- Texte visé : Projet de loi de finances pour 2026, n° 1906
- Stade de lecture : 1ère lecture (1ère assemblée saisie)
- Examiné par : Assemblée nationale (séance publique)
Le 2 de l’article 199 sexdecies du code général des impôts est ainsi modifié :
1° Au premier alinéa, après le mot : « résidence », est inséré le mot : « principale ».
2° Le deuxième alinéa est ainsi modifié :
a) À la fin de la première phrase, les mots : « à la résidence lorsqu’ils sont compris dans un ensemble de services incluant des activités effectuées à cette même résidence » sont remplacés par les mots : « au contribuable par un même salarié, association, entreprise ou organisme défini au 1, incluant des activités effectuées à cette même résidence principale et lorsque le montant annuel des sommes versées par le contribuable au titre de ces services n’excède pas, pour chaque ensemble de services, le montant annuel des sommes versées au titre des activités effectuées à la résidence principale. »
b) À la seconde phrase, après les deux occurrences du mot : « résidence », est inséré le mot : « principale ».
3° Au troisième alinéa, après le mot : « résidence », est inséré le mot : « principale ».
Cet amendement vise à circonscrire le bénéfice du crédit d'impôt pour l'emploi d'un salarié à domicile aux seules activités de service à la personne réalisées à la résidence principale du contribuable.
En effet, dans sa rédaction actuelle, les dépenses effectuées au titre de ces activités dans une résidence secondaire sont bien éligibles.
L'auteure de l'amendement, rapporteure spéciale de la mission Remboursements et dégrèvements, rappelle que ce crédit d'impôt est la deuxième dépense fiscale la plus coûteuse pour les finances publiques avec 7,21 milliards d'euros estimés en 2025.
Par ailleurs, l'amendement apporte une modification technique à l’article 199 sexdecies du code général des impôts (CGI) relatif au crédit d’impôt en faveur des services à la personne, afin de clarifier le traitement des services fournis à l’extérieur du domicile du contribuable, éligibles au crédit d’impôt lorsqu’ils sont compris dans un ensemble de services incluant des activités effectuées à son domicile.
Par sa décision n° 442046 du 30 novembre 2020, le Conseil d’État a annulé les commentaires administratifs, référencés BOI‑IR‑RICI‑150‑10 (§ 80), qui admettaient que des prestations de services réalisées à l’extérieur du domicile du contribuable soient éligibles au crédit d’impôt en faveur des services à la personne, en principe réservé aux services fournis au domicile du contribuable, dès lors que ces prestations étaient comprises dans une offre incluant un ensemble d’activités effectuées au domicile.
L’article 3 de la loi n° 2021-1900 du 30 décembre 2021 de finances pour 2022 a rétabli, dès l’imposition des revenus de l’année 2021, le champ antérieur à la décision des services éligibles au crédit d’impôt, en inscrivant dans la loi les commentaires administratifs annulés.
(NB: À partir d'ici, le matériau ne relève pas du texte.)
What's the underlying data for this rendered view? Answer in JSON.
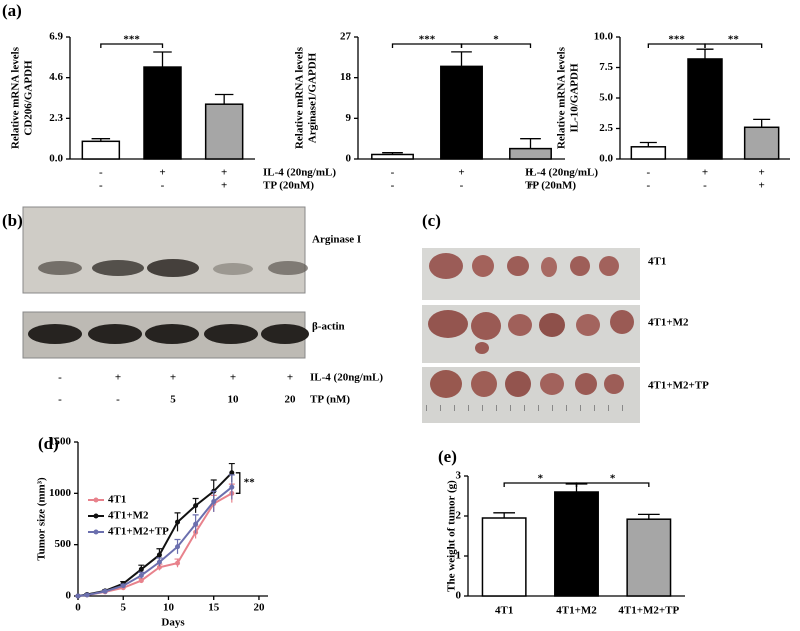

Ainsi, le crédit d’impôt est applicable aux services mentionnés aux 2°, 4° et 5° du I et aux 8° à 10°, 15°, 16°, 18° et 19° du II de l'article D. 7231-1 du code du travail dès lors qu’ils sont compris dans un ensemble de services incluant des activités effectuées à la résidence.
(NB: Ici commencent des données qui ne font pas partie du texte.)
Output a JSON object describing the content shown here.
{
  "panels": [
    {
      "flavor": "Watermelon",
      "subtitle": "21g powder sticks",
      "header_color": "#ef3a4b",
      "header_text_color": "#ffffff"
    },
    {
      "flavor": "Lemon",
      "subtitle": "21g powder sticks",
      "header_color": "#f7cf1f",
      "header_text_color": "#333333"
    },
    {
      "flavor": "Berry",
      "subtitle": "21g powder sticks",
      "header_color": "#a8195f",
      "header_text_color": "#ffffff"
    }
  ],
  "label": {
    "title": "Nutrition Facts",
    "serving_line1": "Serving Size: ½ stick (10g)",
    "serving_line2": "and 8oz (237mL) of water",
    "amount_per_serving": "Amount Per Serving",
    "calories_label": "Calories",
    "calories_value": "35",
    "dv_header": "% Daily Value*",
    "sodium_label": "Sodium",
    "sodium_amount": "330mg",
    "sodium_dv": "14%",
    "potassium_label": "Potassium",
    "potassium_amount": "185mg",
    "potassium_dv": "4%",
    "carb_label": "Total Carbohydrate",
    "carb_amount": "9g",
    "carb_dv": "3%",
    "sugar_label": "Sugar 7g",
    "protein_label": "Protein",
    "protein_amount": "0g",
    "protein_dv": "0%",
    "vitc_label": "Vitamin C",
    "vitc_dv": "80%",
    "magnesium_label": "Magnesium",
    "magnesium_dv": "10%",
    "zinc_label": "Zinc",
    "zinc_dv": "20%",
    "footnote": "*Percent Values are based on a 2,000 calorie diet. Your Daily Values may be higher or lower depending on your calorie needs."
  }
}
Le présent amendement précise que la notion d’ensemble de services incluant des activités effectuées à la résidence s’entend de services fournis au contribuable par un même salarié, association, entreprise ou organisme. Il prévoit par ailleurs que les services éligibles fournis à l’extérieur du domicile, lorsqu’ils sont compris dans un ensemble de services incluant des activités effectuées à la résidence, n’ouvrent droit au crédit d’impôt que lorsque le montant annuel des dépenses engagées au titre des services éligibles fournis à l’extérieur du domicile n’excède pas, pour chaque ensemble de services, le montant annuel des dépenses engagées au titre des services éligibles fournis au domicile.